また、追尾処理装置3によると、面積判定部15は、関数f2での平均μ2に基づいて、しきい値thを設定している。そして、面積判定部15は、しきい値thを基準として、追尾物標140についての面積arの大きさを判定している。このような構成によると、上記面積arの平均μから、大きくずれている値が面積arとして検出されている場合、面積判定部15は、追尾物標140を特定する物標エコー像121について、他の物標エコー像125との融合、又は、過大なぼやけが生じていると判定する。このような構成により、面積判定部15は、アンテナユニット2での観測誤差に左右され難い状態で、物標エコー像121の面積arを、より正確に判定できる。
以上、本発明の実施形態について説明したけれども、本発明は上述の実施の形態に限られるものではなく、特許請求の範囲に記載した限りにおいて様々な変更が可能である。例えば、次のように変更して実施してもよい。
(1)上述の実施形態では、物標についての代表点情報以外の追加の特徴情報として、物標エコー像についての面積の情報等を用いる形態を例に説明した。しかしながら、この通りでなくてもよい。例えば、上記追加の特徴情報として、エコー検出部で検出された物標の航跡情報を用いてもよい。
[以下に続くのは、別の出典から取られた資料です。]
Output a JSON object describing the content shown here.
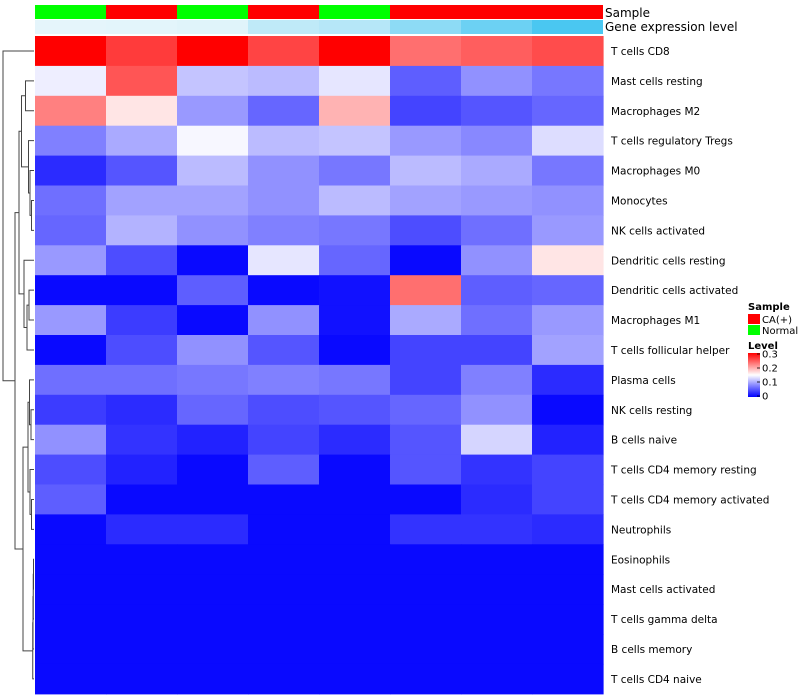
{
  "chart_data": {
    "type": "heatmap",
    "title": "",
    "rows": [
      "T cells CD8",
      "Mast cells resting",
      "Macrophages M2",
      "T cells regulatory  Tregs",
      "Macrophages M0",
      "Monocytes",
      "NK cells activated",
      "Dendritic cells resting",
      "Dendritic cells activated",
      "Macrophages M1",
      "T cells follicular helper",
      "Plasma cells",
      "NK cells resting",
      "B cells naive",
      "T cells CD4 memory resting",
      "T cells CD4 memory activated",
      "Neutrophils",
      "Eosinophils",
      "Mast cells activated",
      "T cells gamma delta",
      "B cells memory",
      "T cells CD4 naive"
    ],
    "values": [
      [
        0.3,
        0.265,
        0.3,
        0.26,
        0.3,
        0.235,
        0.245,
        0.255
      ],
      [
        0.14,
        0.25,
        0.115,
        0.11,
        0.135,
        0.055,
        0.085,
        0.07
      ],
      [
        0.225,
        0.165,
        0.09,
        0.06,
        0.195,
        0.04,
        0.05,
        0.06
      ],
      [
        0.075,
        0.1,
        0.145,
        0.11,
        0.115,
        0.09,
        0.08,
        0.13
      ],
      [
        0.025,
        0.05,
        0.11,
        0.085,
        0.07,
        0.11,
        0.1,
        0.07
      ],
      [
        0.065,
        0.095,
        0.095,
        0.085,
        0.11,
        0.095,
        0.09,
        0.085
      ],
      [
        0.06,
        0.105,
        0.085,
        0.075,
        0.07,
        0.045,
        0.065,
        0.09
      ],
      [
        0.09,
        0.045,
        0.005,
        0.135,
        0.06,
        0.005,
        0.085,
        0.165
      ],
      [
        0.005,
        0.005,
        0.055,
        0.005,
        0.01,
        0.235,
        0.055,
        0.06
      ],
      [
        0.09,
        0.035,
        0.005,
        0.085,
        0.01,
        0.1,
        0.065,
        0.09
      ],
      [
        0.005,
        0.045,
        0.085,
        0.05,
        0.005,
        0.04,
        0.04,
        0.095
      ],
      [
        0.065,
        0.065,
        0.07,
        0.075,
        0.07,
        0.04,
        0.075,
        0.025
      ],
      [
        0.035,
        0.025,
        0.06,
        0.045,
        0.05,
        0.06,
        0.085,
        0.005
      ],
      [
        0.085,
        0.03,
        0.02,
        0.04,
        0.025,
        0.05,
        0.125,
        0.02
      ],
      [
        0.045,
        0.02,
        0.005,
        0.055,
        0.005,
        0.05,
        0.03,
        0.04
      ],
      [
        0.055,
        0.005,
        0.005,
        0.005,
        0.005,
        0.005,
        0.025,
        0.04
      ],
      [
        0.005,
        0.025,
        0.025,
        0.005,
        0.005,
        0.03,
        0.03,
        0.025
      ],
      [
        0.005,
        0.005,
        0.005,
        0.005,
        0.005,
        0.005,
        0.005,
        0.005
      ],
      [
        0.005,
        0.005,
        0.005,
        0.005,
        0.005,
        0.005,
        0.005,
        0.005
      ],
      [
        0.005,
        0.005,
        0.005,
        0.005,
        0.005,
        0.005,
        0.005,
        0.005
      ],
      [
        0.005,
        0.005,
        0.005,
        0.005,
        0.005,
        0.005,
        0.005,
        0.005
      ],
      [
        0.005,
        0.005,
        0.005,
        0.005,
        0.005,
        0.005,
        0.005,
        0.005
      ]
    ],
    "annotations": {
      "sample_label": "Sample",
      "gene_label": "Gene expression level",
      "sample": [
        "Normal",
        "CA(+)",
        "Normal",
        "CA(+)",
        "Normal",
        "CA(+)",
        "CA(+)",
        "CA(+)"
      ],
      "gene_level": [
        0.02,
        0.03,
        0.05,
        0.25,
        0.3,
        0.55,
        0.75,
        0.95
      ]
    },
    "colorscale": {
      "min": 0,
      "max": 0.3,
      "stops": [
        "#0000ff",
        "#ffffff",
        "#ff0000"
      ]
    },
    "legend": {
      "sample_title": "Sample",
      "sample_items": [
        {
          "label": "CA(+)",
          "color": "#ff0000"
        },
        {
          "label": "Normal",
          "color": "#00ff00"
        }
      ],
      "level_title": "Level",
      "level_ticks": [
        "0.3",
        "0.2",
        "0.1",
        "0"
      ]
    },
    "dendrogram": {
      "merges": [
        [
          -18,
          -19
        ],
        [
          -20,
          1
        ],
        [
          -21,
          2
        ],
        [
          -22,
          3
        ],
        [
          -16,
          -17
        ],
        [
          -15,
          5
        ],
        [
          -14,
          -13
        ],
        [
          7,
          -12
        ],
        [
          6,
          8
        ],
        [
          4,
          9
        ],
        [
          -9,
          -10
        ],
        [
          -11,
          11
        ],
        [
          -8,
          12
        ],
        [
          -6,
          -7
        ],
        [
          -5,
          14
        ],
        [
          -4,
          15
        ],
        [
          -2,
          -3
        ],
        [
          17,
          16
        ],
        [
          18,
          13
        ],
        [
          19,
          10
        ],
        [
          -1,
          20
        ]
      ],
      "heights": [
        0.01,
        0.015,
        0.02,
        0.025,
        0.05,
        0.08,
        0.06,
        0.09,
        0.12,
        0.22,
        0.1,
        0.14,
        0.2,
        0.05,
        0.08,
        0.11,
        0.17,
        0.25,
        0.3,
        0.38,
        0.62
      ]
    },
    "colors": {
      "sample_ca": "#ff0000",
      "sample_normal": "#00ff00",
      "gene_low": "#e8f6fb",
      "gene_high": "#42c5f0",
      "dendro": "#444444"
    }
  }
}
上記追加の特徴情報として、航跡情報を用いた場合、錯綜するように航行する複数の物標のなかから、追尾物標を、より精度よく特定できる。
(2)上述の実施形態では、形状情報として、物標エコー像の面積の情報を用いる形態を例に説明した。しかしながら、この通りでなくてもよい。例えば、形状情報として、物標エコー像の幅を用いてもよい。また、形状情報として、物標エコー像の長さを用いてもよい。
(3)また、上述の実施形態では、物標エコー像についての中心点を、代表点として用いる形態を例に説明した。しかしながら、この通りでなくてもよい。例えば、物標エコー像のうち、自船に対して最も近い点である最前縁点等を、代表点として用いてもよい。
(4)また、上述の実施形態では、追尾処理装置が、船舶用の追尾処理装置である形態を例に説明した。しかしながら、本発明は、船舶用の追尾処理装置に限らず、他の物標用の追尾処理装置として適用することができる。